I hope I haven't written many huge mistakes, because well, I would also like to clarify some concepts regarding to these Sensors.
mdelolmo is perfectly right.
I would like to add the following:
About Q4. Everyone addresses the Orientation sensor as accelerometer
because the smartphones use it for the "Auto-Rotate" feature.
The switching between portrait & landscape modes
(often called orientation in layman terms) is done
by determining that the gravity is along which of axis of the phone.
This is done by the accelerometer-IC.
The orientation sensor (in Android) uses the accelerometer data
and the magnetic data to determine the exact positioning of the
device. ie. the angles it makes with all the 3axes. These are
azimuth(or yaw), pitch & roll.
The gyroscope provides the angular velocity of the device.
It is NOT the orientation sensor.
I haven't worked on android phones but may in the future, however accelerometers detect acceleration usually through the motions of a proof mass. So they can be used to orient a device roughly because they sense the g-vector so any orientation is totally unconstrained in angle about the g-vector. Now accelerometers can be utilized as gyroscopes but they are not used that way because they would need to be better than any accelerometer currently made to sense rotation via centripetal acceleration.

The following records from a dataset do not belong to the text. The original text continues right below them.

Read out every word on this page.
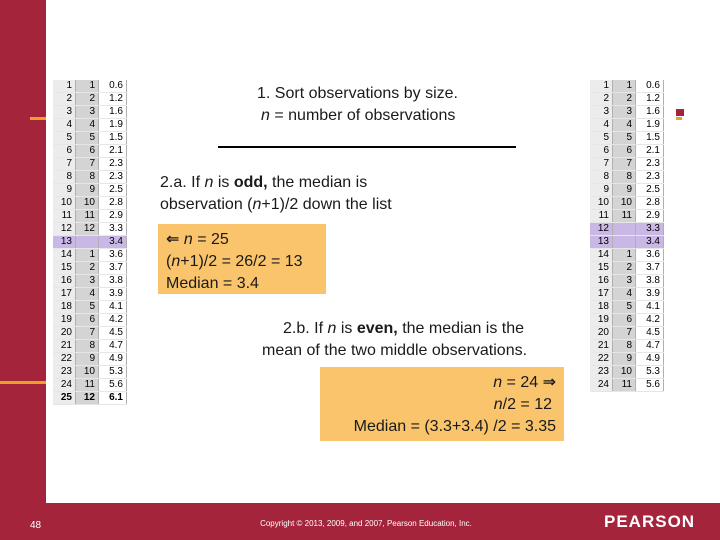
1	1	0.6
2	2	1.2
3	3	1.6
4	4	1.9
5	5	1.5
6	6	2.1
7	7	2.3
8	8	2.3
9	9	2.5
10	10	2.8
11	11	2.9
12	12	3.3
13		3.4
14	1	3.6
15	2	3.7
16	3	3.8
17	4	3.9
18	5	4.1
19	6	4.2
20	7	4.5
21	8	4.7
22	9	4.9
23	10	5.3
24	11	5.6
25	12	6.1
1. Sort observations by size.
n = number of observations
2.a. If n is odd, the median is
observation (n+1)/2 down the list
⇐ n = 25
(n+1)/2 = 26/2 = 13
Median = 3.4
2.b. If n is even, the median is the
mean of the two middle observations.
n = 24 ⇒
n/2 = 12
Median = (3.3+3.4) /2 = 3.35
1	1	0.6
2	2	1.2
3	3	1.6
4	4	1.9
5	5	1.5
6	6	2.1
7	7	2.3
8	8	2.3
9	9	2.5
10	10	2.8
11	11	2.9
12		3.3
13		3.4
14	1	3.6
15	2	3.7
16	3	3.8
17	4	3.9
18	5	4.1
19	6	4.2
20	7	4.5
21	8	4.7
22	9	4.9
23	10	5.3
24	11	5.6
48	Copyright © 2013, 2009, and 2007, Pearson Education, Inc.	PEARSON
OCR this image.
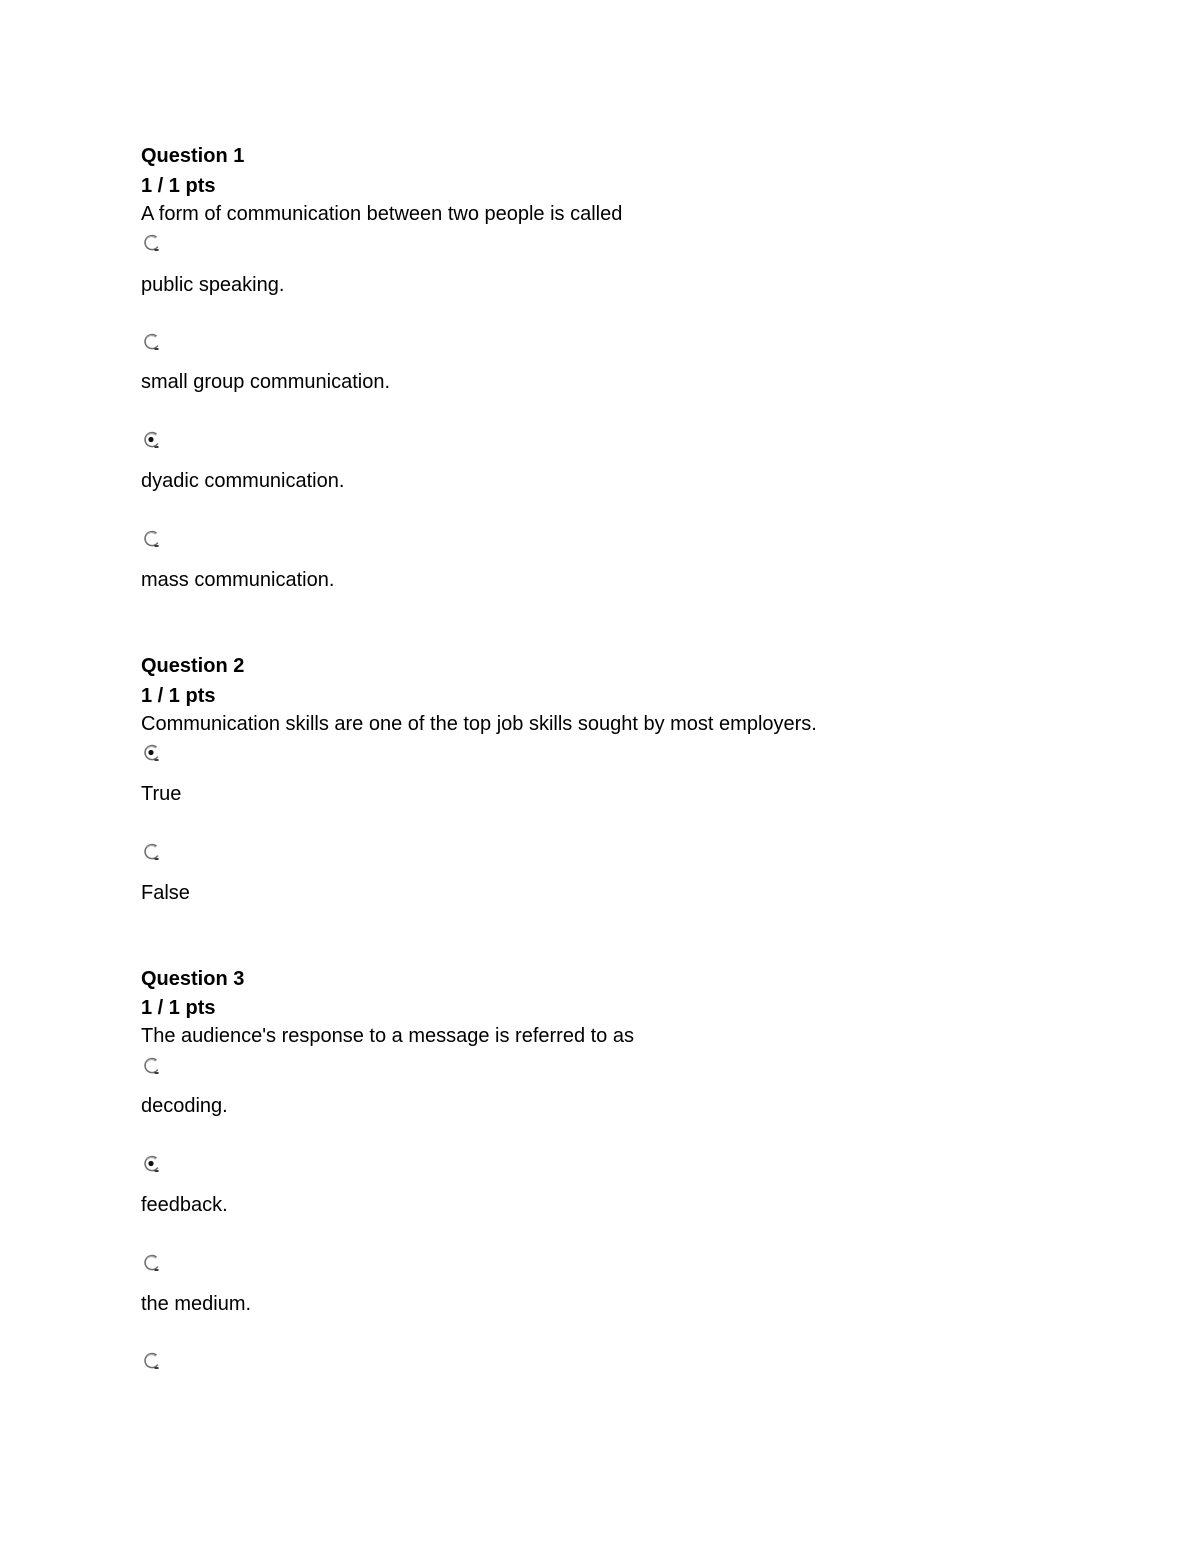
Question 1
1 / 1 pts
A form of communication between two people is called
public speaking.
small group communication.
dyadic communication.
mass communication.
Question 2
1 / 1 pts
Communication skills are one of the top job skills sought by most employers.
True
False
Question 3
1 / 1 pts
The audience's response to a message is referred to as
decoding.
feedback.
the medium.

Gyroscopes directly measure either angular rate or angle directly. Most measure angular rate and the rate is integrated to get angle, so they can be used to measure orientation but since they are inertial sensors they drift and so do not provide an absolute orientation but are excellent sensors for relative rotations or relative orientation with respect to a very recent orientation. I hope this helps.
The magnetic sensor measures the direction to true north via the earth's magnetic field. The magnetic sensor supplied North with the g-vector via the accelerometeres give full orientation information because it breaks the symmetry of the orientation about the g-vector. This only really true when the phone/sensors are not moving. Since I do not know how this is implemented in the phone I can't say much else, but the fact that you need accelerometers and another orientation to get full orientation may be the reason why there is confusion about this subject.
Barometers measure pressure and can be good sensors to measure changes in height but can be fooled by active air moving systems such as as found in air conditioned homes and in forced hot air systems.
If you are not moving and you have sufficient sensitivity to measure earth rate with your gyroscopes you can do something called gyrocompassing where the gyroscopes and accelerometers become analytically aligned or physically aligned with with the local level coordinate system. This is how much better gyroscopes and accelerometers measure orientation in systems like aircraft, spacecraft and ships/submarines. There are many complications but this is the basic idea.